Public Sector Net Debt Surpasses 100% of GDP
The ONS has reported that the UK’s public sector net debt, excluding state-controlled banks, reached £2.567 trillion, equivalent to 100.1% of the country’s GDP. This milestone marks the first time since 1961 that the UK has experienced such high levels of debt relative to its economic output.
Government Borrowing Exceeds Expectations
In May, the government borrowed £20.045 billion, as revealed by the ONS, surpassing the consensus expectations of £19.5 billion from a Reuters poll of economists.
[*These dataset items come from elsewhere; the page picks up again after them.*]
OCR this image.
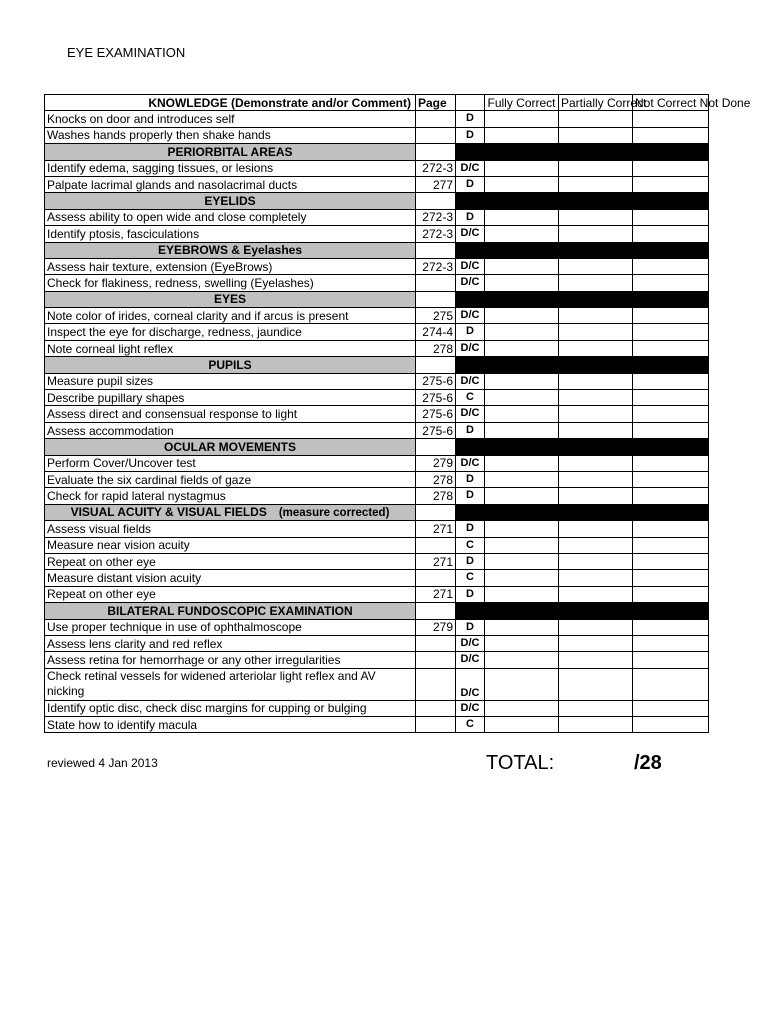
EYE EXAMINATION
KNOWLEDGE (Demonstrate and/or Comment)	Page		Fully Correct	Partially Correct	Not Correct Not Done
Knocks on door and introduces self		D			
Washes hands properly then shake hands		D			
PERIORBITAL AREAS					
Identify edema, sagging tissues, or lesions	272-3	D/C			
Palpate lacrimal glands and nasolacrimal ducts	277	D			
EYELIDS					
Assess ability to open wide and close completely	272-3	D			
Identify ptosis, fasciculations	272-3	D/C			
EYEBROWS & Eyelashes					
Assess hair texture, extension (EyeBrows)	272-3	D/C			
Check for flakiness, redness, swelling (Eyelashes)		D/C			
EYES					
Note color of irides, corneal clarity and if arcus is present	275	D/C			
Inspect the eye for discharge, redness, jaundice	274-4	D			
Note corneal light reflex	278	D/C			
PUPILS					
Measure pupil sizes	275-6	D/C			
Describe pupillary shapes	275-6	C			
Assess direct and consensual response to light	275-6	D/C			
Assess accommodation	275-6	D			
OCULAR MOVEMENTS					
Perform Cover/Uncover test	279	D/C			
Evaluate the six cardinal fields of gaze	278	D			
Check for rapid lateral nystagmus	278	D			
VISUAL ACUITY & VISUAL FIELDS (measure corrected)					
Assess visual fields	271	D			
Measure near vision acuity		C			
Repeat on other eye	271	D			
Measure distant vision acuity		C			
Repeat on other eye	271	D			
BILATERAL FUNDOSCOPIC EXAMINATION					
Use proper technique in use of ophthalmoscope	279	D			
Assess lens clarity and red reflex		D/C			
Assess retina for hemorrhage or any other irregularities		D/C			
Check retinal vessels for widened arteriolar light reflex and AV nicking		D/C			
Identify optic disc, check disc margins for cupping or bulging		D/C			
State how to identify macula		C			
reviewed 4 Jan 2013	TOTAL:	/28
While this figure represented a £3 billion decrease from April, it remained more than double the borrowing level from May 2022. It also stood as the second-highest borrowing recorded for the month of May since records began. PwC Economist Divya Sridhar pointed out that this substantial borrowing could lead to increased spending due to higher debt interest payments and inflation-linked benefits and tax credits.
Steady Inflation Adds Pressure
Contrary to economic expectations of a slight decline, the UK’s annual inflation rate remained unchanged in May compared to the previous month, as announced by the ONS. This outcome has added further pressure on both the government and consumers. The steady inflation rate is anticipated to contribute to increased spending, driven by higher debt interest payments and the adjustment of inflation-linked benefits and tax credits.